Nishi is into the Yakuza for a lot of money, facing constant death threats from their enforcers.  And to make matters worse, an old friend on the force, Horibe (Ren Ôsugi, SHIN GODZILLA), gets crippled for life by a gunman's bullets while taking Nishi's place on a stakeout. 

As in his previous films (VIOLENT COP, BOILING POINT, OUTRAGE), Takeshi's character is quick to violence, and as a director he depicts it with the shocking brutality of a Coppola or Scorcese gangster thriller.

Here, however, Nishi takes such action only when pushed or in any way provoked.  Although, as we'll see, at this stage he's far beyond the point of taking any crap from anybody including Yakuza hitmen or random street punks. 

Otherwise, Nishi's constant sorrow leaves him in a state of dull resignation that's mostly silent (he barely says ten lines in the entire movie) as we study his subtle expressions with an empathetic perception.  As usual, much is going on below the surface of Takeshi's performance, both as actor and director.

The film is beautifully shot, with images ranging from gritty urban milieu (the harsh cop scenes) to picturesque rural Japan.  Takeshi is unflinching when  Nishi and his fellow cops take down Horibe's shooter in a clumsy ballet of blood, or when a massacre within the claustrophobic confines of a car yields artistically wrought death tableaux spilling out against a backdrop of virgin snow.

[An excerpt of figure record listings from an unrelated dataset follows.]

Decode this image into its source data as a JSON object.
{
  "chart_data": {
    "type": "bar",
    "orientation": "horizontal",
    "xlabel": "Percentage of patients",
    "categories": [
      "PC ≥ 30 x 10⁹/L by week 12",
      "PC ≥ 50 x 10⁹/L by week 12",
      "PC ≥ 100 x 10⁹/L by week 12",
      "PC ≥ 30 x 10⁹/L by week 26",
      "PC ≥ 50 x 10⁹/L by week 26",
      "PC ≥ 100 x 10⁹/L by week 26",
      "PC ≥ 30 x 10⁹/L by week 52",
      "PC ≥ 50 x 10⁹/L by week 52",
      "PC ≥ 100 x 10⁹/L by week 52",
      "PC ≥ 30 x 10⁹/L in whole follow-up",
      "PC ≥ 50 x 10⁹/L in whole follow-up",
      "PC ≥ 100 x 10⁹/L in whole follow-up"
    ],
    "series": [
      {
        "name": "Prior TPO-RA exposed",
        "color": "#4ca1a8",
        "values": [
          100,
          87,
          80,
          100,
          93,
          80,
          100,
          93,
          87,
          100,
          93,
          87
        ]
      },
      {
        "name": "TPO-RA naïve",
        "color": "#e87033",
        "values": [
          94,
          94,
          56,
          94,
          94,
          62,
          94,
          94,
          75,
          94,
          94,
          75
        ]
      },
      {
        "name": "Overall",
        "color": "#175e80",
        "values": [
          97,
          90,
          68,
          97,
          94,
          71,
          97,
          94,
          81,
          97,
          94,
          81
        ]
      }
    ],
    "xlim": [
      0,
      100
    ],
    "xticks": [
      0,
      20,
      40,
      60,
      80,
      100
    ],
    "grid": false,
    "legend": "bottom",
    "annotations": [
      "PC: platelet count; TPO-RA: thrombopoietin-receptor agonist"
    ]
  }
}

This is contrasted with the sequence in which Nishi, who is unable to express his feeling verbally, takes his dying wife on an extended excursion to Mt. Fuji and other scenic locales.  (After robbing a bank, that is, but we won't go into that now.) 

Takeshi indulges his sentimental side here, yet Nishi's outer stoicism prevents things from lapsing into bathos.  There's a serenity to his stiff, oddly inexpressive manner, and his wife's understanding and acceptance of it, that makes the sequence sadly endearing in a way that raw emotion couldn't.

As this subplot plays out, Takeshi tells other intertwining stories including the plight of Horibe--abandoned by his wife and daughter, confined to a wheelchair, and constantly entertaining thoughts of suicide--as he tries to assuage his grief with a newfound interest in painting (Takeshi contributes his own artworks here).  But everything he does only seems to accentuate his despair.

The Blu-ray from Film Movement Classics is in 1.85:1 widescreen with Japanese stereo sound and English subtitles.  Extras include a commentary by David Fear, a making-of featurette, trailers from other Takeshi films, and an attractive illustrated booklet containing an essay by filmmaker/historian Jasper Sharp.

Fans of composer Joe Hisaishi (SPIRITED AWAY, PRINCESS MONONOKE, KIKI'S DELIVERY SERVICE) will relish his lush score for this emotionally and visually compelling story that wavers, like real life, amidst various extremes while exploring the subtleties in between.